El secretario provincial de UGT, José Luis Martí, coincide en apreciar la última subida como «un paso adelante, aunque nunca sea suficiente». Además, recuerda que su sindicato apuesta por que los sueldos fijados por convenio suban también un 5%, «y no debería firmarse ninguno sin cláusula de revisión salarial», subraya, para evitar pérdidas de poder adquisitivo con la aplicación de mejoras equivalentes al IPC si este sube más que lo pactado inicialmente para las nóminas. 

 

Críticas de la patronal

Muy distinta es la opinión del presidente de la Federación Empresarial Segoviana, Andrés Ortega: «Para FES, y en esto hay absoluto consenso en las organizaciones empresariales, subir de nuevo el SMI en 2022, en un contexto económico de incertidumbre como el que aún persiste, en el que previsiblemente no se recuperarán los niveles de negocio precrisis hasta 2023, es una medida contraria a lo que necesitan las empresas», advierte. «Recordamos que las empresas ya han asumido una subida del 30% en el SMI desde 2019, con una reciente subida en septiembre de 2021, y que se ha aplicado una subida de cotizaciones sociales aparejadas a los salarios, conformando un coste total por empleado para las empresas que sobrepasaría los 1.500 euros en términos generales».

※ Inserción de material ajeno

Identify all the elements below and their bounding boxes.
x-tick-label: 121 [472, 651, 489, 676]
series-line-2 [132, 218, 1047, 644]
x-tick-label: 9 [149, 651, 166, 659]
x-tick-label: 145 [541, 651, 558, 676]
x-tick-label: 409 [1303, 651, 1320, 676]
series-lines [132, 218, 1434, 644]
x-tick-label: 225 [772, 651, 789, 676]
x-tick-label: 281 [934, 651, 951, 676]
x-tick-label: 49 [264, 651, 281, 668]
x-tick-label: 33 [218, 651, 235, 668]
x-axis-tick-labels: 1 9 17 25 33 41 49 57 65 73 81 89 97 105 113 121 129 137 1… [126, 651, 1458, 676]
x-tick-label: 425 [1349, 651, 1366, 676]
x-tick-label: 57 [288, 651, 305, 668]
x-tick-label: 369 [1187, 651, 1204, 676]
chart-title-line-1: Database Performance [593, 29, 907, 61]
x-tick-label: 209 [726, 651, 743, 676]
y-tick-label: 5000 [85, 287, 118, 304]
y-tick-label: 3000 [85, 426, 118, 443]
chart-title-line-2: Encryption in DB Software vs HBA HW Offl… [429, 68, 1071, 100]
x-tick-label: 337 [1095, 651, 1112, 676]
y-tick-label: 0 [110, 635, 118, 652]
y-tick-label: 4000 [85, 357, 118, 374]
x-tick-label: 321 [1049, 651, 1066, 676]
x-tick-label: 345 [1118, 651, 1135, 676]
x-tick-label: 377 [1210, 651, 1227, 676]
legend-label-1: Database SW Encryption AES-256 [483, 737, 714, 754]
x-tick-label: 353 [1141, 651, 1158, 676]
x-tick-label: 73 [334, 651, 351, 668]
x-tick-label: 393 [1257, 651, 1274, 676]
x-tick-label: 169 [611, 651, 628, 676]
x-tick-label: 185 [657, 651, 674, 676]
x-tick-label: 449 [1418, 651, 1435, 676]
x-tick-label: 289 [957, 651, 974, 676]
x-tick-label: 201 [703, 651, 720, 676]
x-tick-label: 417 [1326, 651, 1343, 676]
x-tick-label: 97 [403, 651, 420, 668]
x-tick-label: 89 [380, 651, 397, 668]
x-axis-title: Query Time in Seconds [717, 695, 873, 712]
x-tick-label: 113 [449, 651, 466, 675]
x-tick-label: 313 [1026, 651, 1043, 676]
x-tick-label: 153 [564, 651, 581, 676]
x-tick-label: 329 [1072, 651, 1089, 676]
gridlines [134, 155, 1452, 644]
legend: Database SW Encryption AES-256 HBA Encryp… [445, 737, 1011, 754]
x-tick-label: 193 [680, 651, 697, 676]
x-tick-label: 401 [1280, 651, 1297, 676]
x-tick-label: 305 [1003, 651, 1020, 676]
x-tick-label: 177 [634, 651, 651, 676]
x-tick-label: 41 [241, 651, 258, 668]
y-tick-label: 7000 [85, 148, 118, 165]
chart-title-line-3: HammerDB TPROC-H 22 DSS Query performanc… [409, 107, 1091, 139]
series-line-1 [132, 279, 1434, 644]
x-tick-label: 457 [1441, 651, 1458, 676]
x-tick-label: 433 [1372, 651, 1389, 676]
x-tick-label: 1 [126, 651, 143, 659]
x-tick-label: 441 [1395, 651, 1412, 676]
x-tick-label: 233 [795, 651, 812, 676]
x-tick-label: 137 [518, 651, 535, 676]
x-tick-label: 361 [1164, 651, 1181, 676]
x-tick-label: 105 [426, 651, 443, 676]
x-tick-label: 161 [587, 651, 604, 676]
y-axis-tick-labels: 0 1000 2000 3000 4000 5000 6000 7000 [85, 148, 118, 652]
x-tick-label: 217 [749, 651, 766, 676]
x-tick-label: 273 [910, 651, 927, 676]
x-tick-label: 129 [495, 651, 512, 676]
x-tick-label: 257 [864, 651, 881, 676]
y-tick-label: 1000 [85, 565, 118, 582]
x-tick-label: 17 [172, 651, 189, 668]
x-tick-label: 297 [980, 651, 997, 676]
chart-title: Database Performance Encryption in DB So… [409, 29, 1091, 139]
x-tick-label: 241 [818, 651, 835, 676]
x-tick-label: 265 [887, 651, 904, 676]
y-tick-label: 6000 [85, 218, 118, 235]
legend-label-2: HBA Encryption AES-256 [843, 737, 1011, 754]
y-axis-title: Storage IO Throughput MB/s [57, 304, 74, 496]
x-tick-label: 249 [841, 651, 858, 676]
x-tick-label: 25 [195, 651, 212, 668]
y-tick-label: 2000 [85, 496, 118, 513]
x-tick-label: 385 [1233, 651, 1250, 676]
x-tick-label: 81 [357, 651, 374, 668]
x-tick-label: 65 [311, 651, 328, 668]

El objetivo del Gobierno es que al término de la legislatura, a finales de 2023, el SMI alcance el 60% del salario medio en España. En 2019 subió un 22,3%, hasta los 900 euros; en 2020 y al inicio de 2021 se quedó en 950; el pasado septiembre subió otros 15 y ahora, los ya citados 35 para alcanzar los 1.000 al mes más dos pagas extra, o 14.000 al año. Una subida acumulada así desde 2019 que asciende concretamente a 264 euros, un 31% más. «A nuestro juicio, se trata más de una medida que responde a criterios políticos y no a la lógica económica que vivimos las empresas», continúa Ortega. La patronal provincial advierte que esta subida afecta a «sectores especialmente vulnerables como el agrícola y aquellos intensivos en mano de obra (limpieza, hostelería, etcétera) que llevan años soportando sobrecostes de todo tipo». 

Así, mientras Gobierno y sindicatos consideran que las subidas anteriores han sido positivas para la economía, negando que esta última pueda conllevar destrucción de empleo, para el presidente de FES, «lo que es indudable es que los costes de la actividad empresarial, tanto los energéticos como las materias primas o el transporte, se han disparado, y sumar ahora una subida de los costes laborales no va a ayudar a generar empleo».» Quizá en algunos casos obligará a que se pierdan puestos de trabajo», avisa.

«En realidad lo que pedimos es lo contrario: medidas de apoyo, reducción de costes y presión fiscal, para que las empresas puedan seguir una senda de recuperación. Solo así se apuesta por el mantenimiento del empleo y por la creación de nuevos puestos», opina FES. El tiempo dirá, y con él la evolución del mercado laboral, si se termina etiquetando esta subida como jarabe o veneno para la economía del país.